Jacob Lund / Shutterstock.com

Judge Says Fired VA Senior Executive Can Keep Her Bonus

The department failed to prove that Sharon Helman’s performance award was an administrative error.

The former senior executive at the center of the Veterans Affairs Department scandal over patient wait times can keep her bonus, a judge has ruled.

The VA cannot recoup the $9,080 it gave Sharon Helman as a result of her fiscal 2013 performance review because the department failed to prove it made “an administrative error” when it awarded Helman the money, said Judge Alan R. Caramella, in his final ruling on the matter. Caramella said the VA did not provide critical documents related to its argument that then-Secretary Eric Shinseki had intended to defer Helman’s award, but that it was erroneously processed because of a clerical screw-up. When the wait times scandal erupted in the spring of 2014, Shinseki rescinded the performance award given to Helman for her work in fiscal 2013.

“Because the VA has not proved that it made an administrative error, it has not proved that the performance rating it issued in February 2014 was not a final rating,” Caramella wrote. “And as the VA concedes, unless it can prove that the February 2014 rating was not final, it did not have the authority to rescind the rating.”

In February 2015, Caramella directed VA to repay Helman $5,624.80 by March 10, the amount the department withheld from her pay to recoup the bonus over last summer and fall. The remaining $3,455.80 represents taxes and deductions the VA took out on Helman’s behalf, which she is not eligible to recoup.
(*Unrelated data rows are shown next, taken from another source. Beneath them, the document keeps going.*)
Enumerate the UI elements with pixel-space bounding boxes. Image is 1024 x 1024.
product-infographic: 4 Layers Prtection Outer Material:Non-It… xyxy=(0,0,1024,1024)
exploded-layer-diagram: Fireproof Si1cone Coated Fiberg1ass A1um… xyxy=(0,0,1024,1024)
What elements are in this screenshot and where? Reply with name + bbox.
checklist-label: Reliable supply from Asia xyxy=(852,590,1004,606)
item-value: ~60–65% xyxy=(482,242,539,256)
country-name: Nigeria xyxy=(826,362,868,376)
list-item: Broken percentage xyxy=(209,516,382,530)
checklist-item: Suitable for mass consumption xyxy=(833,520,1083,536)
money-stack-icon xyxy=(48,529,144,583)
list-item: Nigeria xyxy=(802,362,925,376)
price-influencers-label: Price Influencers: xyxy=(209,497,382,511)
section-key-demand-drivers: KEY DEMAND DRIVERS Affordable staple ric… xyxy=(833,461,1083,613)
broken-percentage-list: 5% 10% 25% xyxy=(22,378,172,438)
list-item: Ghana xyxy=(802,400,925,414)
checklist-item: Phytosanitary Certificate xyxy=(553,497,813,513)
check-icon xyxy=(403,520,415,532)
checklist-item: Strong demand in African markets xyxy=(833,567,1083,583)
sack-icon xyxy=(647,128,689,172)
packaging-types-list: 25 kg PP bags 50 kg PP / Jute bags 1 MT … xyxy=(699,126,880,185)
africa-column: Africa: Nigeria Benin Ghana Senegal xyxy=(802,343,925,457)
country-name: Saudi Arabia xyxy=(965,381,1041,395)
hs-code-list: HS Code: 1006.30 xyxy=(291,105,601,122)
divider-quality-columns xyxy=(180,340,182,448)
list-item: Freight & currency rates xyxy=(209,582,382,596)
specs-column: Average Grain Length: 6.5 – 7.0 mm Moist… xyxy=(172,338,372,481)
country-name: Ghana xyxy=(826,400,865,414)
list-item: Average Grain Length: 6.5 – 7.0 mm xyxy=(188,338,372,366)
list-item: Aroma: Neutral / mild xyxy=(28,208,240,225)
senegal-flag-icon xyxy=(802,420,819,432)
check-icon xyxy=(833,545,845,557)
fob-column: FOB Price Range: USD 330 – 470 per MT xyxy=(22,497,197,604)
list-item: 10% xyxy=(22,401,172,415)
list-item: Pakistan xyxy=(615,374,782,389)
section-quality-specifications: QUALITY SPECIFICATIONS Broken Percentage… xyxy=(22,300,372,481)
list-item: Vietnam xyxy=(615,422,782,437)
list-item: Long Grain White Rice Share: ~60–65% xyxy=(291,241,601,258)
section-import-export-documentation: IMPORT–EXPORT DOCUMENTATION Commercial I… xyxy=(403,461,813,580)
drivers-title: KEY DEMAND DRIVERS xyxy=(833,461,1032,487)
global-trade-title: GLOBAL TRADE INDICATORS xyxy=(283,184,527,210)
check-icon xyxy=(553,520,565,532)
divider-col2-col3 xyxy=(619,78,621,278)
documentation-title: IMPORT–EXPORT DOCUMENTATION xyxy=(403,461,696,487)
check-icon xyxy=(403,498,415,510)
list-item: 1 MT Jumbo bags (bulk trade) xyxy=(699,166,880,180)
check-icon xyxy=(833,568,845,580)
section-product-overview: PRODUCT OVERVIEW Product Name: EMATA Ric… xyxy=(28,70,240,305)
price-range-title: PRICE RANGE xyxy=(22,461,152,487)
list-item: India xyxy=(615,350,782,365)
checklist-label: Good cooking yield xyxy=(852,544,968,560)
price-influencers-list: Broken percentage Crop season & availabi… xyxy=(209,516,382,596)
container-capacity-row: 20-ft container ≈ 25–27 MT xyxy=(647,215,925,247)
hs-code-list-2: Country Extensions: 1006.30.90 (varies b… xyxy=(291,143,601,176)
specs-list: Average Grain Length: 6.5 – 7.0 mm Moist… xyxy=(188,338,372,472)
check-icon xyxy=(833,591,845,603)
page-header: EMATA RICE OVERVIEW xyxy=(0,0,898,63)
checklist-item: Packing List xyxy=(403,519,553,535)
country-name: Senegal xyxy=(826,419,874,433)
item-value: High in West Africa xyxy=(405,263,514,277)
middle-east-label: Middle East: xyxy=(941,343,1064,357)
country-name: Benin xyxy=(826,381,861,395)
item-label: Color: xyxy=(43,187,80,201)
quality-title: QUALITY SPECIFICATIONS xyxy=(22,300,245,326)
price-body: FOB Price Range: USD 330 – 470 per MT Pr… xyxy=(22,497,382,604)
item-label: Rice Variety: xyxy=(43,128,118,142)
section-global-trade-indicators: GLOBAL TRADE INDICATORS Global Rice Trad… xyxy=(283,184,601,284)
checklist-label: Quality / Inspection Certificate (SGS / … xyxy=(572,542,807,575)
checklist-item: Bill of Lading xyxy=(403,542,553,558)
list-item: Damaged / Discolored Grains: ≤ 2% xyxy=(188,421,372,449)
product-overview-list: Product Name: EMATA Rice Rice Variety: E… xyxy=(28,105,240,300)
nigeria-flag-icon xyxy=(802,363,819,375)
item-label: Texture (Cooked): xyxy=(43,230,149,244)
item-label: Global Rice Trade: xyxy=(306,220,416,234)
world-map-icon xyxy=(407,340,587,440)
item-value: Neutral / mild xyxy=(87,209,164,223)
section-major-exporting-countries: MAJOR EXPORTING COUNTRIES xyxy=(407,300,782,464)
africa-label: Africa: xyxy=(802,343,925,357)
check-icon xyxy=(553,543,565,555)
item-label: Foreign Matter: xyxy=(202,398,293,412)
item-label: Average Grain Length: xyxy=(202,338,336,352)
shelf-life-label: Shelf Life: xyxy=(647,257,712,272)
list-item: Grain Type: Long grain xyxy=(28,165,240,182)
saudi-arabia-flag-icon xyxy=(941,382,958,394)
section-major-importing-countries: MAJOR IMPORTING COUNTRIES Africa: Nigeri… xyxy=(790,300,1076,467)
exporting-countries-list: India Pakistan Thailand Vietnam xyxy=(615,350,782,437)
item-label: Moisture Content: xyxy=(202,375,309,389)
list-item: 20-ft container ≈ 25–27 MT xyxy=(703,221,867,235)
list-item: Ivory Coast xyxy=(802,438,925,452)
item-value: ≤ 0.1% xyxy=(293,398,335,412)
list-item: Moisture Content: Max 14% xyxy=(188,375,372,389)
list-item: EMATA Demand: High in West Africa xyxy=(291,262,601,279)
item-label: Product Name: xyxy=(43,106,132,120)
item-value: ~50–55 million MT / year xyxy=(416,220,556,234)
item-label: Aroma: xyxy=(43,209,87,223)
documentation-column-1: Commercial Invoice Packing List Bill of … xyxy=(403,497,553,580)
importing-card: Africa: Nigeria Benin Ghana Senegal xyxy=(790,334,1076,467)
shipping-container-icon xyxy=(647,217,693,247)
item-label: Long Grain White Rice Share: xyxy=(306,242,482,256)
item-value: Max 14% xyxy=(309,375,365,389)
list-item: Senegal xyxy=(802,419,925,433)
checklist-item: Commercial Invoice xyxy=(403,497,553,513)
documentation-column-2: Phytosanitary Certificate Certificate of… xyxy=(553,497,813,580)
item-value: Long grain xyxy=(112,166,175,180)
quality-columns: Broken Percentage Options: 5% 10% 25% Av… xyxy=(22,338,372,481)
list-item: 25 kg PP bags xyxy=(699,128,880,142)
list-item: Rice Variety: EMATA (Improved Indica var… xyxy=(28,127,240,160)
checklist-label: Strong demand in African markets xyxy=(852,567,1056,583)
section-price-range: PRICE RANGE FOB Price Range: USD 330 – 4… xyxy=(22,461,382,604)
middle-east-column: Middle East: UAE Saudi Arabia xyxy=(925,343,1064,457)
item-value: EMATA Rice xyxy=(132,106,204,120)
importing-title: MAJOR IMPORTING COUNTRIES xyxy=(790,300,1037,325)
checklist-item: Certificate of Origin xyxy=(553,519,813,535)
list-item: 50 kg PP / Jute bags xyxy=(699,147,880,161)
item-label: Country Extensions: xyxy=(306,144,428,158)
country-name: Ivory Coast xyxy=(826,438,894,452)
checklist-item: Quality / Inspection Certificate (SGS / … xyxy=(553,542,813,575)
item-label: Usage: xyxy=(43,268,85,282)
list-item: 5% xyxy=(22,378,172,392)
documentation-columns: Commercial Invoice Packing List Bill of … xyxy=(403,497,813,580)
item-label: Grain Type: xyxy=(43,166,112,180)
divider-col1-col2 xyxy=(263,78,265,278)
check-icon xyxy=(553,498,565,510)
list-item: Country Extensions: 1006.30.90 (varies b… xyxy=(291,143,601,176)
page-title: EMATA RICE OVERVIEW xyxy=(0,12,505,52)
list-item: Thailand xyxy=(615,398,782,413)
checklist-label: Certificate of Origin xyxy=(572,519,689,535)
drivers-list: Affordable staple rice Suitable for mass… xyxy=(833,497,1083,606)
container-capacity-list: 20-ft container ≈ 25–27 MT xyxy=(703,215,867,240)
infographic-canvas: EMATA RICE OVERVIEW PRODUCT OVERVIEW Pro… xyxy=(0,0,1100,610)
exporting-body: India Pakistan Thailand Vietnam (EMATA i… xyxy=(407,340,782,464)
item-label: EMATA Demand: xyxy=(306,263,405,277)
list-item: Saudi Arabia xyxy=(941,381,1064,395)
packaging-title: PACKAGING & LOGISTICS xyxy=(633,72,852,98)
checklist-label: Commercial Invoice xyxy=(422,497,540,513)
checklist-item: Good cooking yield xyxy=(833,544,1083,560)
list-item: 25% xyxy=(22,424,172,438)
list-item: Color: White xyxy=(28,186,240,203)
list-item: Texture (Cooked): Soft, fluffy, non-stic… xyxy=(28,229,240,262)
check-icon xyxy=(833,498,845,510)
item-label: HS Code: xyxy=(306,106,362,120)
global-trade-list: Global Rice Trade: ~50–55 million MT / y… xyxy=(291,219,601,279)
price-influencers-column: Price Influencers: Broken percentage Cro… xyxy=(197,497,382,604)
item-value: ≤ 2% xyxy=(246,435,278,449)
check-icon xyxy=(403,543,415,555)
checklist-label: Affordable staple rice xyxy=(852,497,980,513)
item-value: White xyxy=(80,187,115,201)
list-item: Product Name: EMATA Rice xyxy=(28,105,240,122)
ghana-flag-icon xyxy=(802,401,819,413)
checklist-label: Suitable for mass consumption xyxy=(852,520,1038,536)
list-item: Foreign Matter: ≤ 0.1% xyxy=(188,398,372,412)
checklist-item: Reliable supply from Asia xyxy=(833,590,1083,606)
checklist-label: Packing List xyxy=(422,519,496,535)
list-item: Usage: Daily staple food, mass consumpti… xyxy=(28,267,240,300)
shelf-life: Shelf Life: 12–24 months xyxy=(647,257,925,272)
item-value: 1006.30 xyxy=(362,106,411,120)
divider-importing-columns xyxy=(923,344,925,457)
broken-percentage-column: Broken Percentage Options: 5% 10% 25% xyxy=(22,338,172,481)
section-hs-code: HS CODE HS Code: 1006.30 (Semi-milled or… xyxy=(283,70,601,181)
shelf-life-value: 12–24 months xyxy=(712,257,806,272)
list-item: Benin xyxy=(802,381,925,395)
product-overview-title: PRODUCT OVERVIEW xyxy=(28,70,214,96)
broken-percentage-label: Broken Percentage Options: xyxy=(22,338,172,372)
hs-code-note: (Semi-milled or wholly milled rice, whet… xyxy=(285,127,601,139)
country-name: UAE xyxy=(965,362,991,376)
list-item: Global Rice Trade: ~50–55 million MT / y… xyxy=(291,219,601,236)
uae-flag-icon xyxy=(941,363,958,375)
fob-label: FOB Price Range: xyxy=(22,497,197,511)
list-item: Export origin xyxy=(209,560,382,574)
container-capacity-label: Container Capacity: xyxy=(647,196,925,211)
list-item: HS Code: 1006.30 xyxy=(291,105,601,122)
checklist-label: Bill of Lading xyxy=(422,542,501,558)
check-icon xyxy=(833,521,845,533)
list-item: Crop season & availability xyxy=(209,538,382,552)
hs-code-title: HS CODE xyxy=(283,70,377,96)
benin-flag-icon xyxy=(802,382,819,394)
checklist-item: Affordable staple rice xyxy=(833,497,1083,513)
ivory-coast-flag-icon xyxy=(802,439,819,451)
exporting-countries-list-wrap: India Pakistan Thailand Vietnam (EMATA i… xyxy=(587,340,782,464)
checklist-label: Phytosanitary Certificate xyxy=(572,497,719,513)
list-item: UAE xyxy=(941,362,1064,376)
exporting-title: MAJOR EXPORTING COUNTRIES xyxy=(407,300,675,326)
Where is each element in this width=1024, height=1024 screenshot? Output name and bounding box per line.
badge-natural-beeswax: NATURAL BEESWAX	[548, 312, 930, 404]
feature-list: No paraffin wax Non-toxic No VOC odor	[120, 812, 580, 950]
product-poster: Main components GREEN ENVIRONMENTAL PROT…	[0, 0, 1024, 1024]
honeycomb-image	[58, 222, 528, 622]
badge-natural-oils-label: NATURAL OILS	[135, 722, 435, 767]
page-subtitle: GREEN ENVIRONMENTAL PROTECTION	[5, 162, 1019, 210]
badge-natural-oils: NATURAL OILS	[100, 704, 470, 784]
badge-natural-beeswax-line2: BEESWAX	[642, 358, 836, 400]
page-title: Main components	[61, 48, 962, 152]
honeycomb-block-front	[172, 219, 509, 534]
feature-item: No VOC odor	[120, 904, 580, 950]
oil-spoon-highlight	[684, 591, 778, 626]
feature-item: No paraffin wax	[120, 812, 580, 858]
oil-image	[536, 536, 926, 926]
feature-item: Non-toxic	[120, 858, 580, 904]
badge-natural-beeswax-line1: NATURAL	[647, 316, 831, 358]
Helman, the former career senior executive who ran VA’s Phoenix health care system when the scandal over falsifying wait lists erupted in spring 2014, was fired in November 2014, and then appealed her case to the Merit Systems Protection Board. Chief Administrative Judge Stephen C. Mish in December upheld Helman’s firing because she improperly accepted more than $13,000 in gifts from a lobbyist and failed to report them, not because she engaged in misconduct related to manipulating data to conceal excessive wait times for vets seeking health care. Helman earned an annual salary of $169,000 while she was director of the VA Phoenix health care system.

House Veterans’ Affairs Committee Chairman Jeff Miller, R-Fla., called the VA’s approach to awarding bonuses “a prime example” of the department’s “blatant ineptitude and fiscal irresponsibility.”

Miller sponsored a bill, which the House passed in March, that would give the VA secretary clear authority to order employees to repay bonuses. The idea behind the measure is to give the VA chief another tool to punish those engaged in misconduct – in this instance by allowing the department to revoke bonuses those employees have received. But the legislation does not specify criteria that would be grounds for ordering a repayment, giving the secretary broad discretion. The bill also is aimed at clearing up any confusion over whether VA has the authority to claw back bonuses. VA has no position on the legislation.

“While touting its bonus program as a way to attract and retain the best and brightest, VA continually pays thousands in taxpayer-funded bonuses to employees with proven records of incompetence and corruption year after year,” Miller said.

Nov. 11 USA Today report found that the VA paid out more than $142 million in performance-based bonuses in 2014 to senior executives and other employees despite the department’s wide-ranging management problems. “Among the recipients were claims processors in a Philadelphia benefits office that investigators dubbed the worst in the country last year,” the report said. “They received $300 to $900 each. Managers in Tomah, Wis., got $1,000 to $4,000, even though they oversaw the over-prescription of opiates to veterans – one of whom died.”

In fiscal 2014, the average performance award for VA senior executives was $9,450 – less than the governmentwide average of $10,560, according to data from the Office of Personnel Management. The department paid bonuses to 36 percent of its career senior executives in fiscal 2014, a decline from fiscal 2013, when 64 percent of senior execs received performance awards.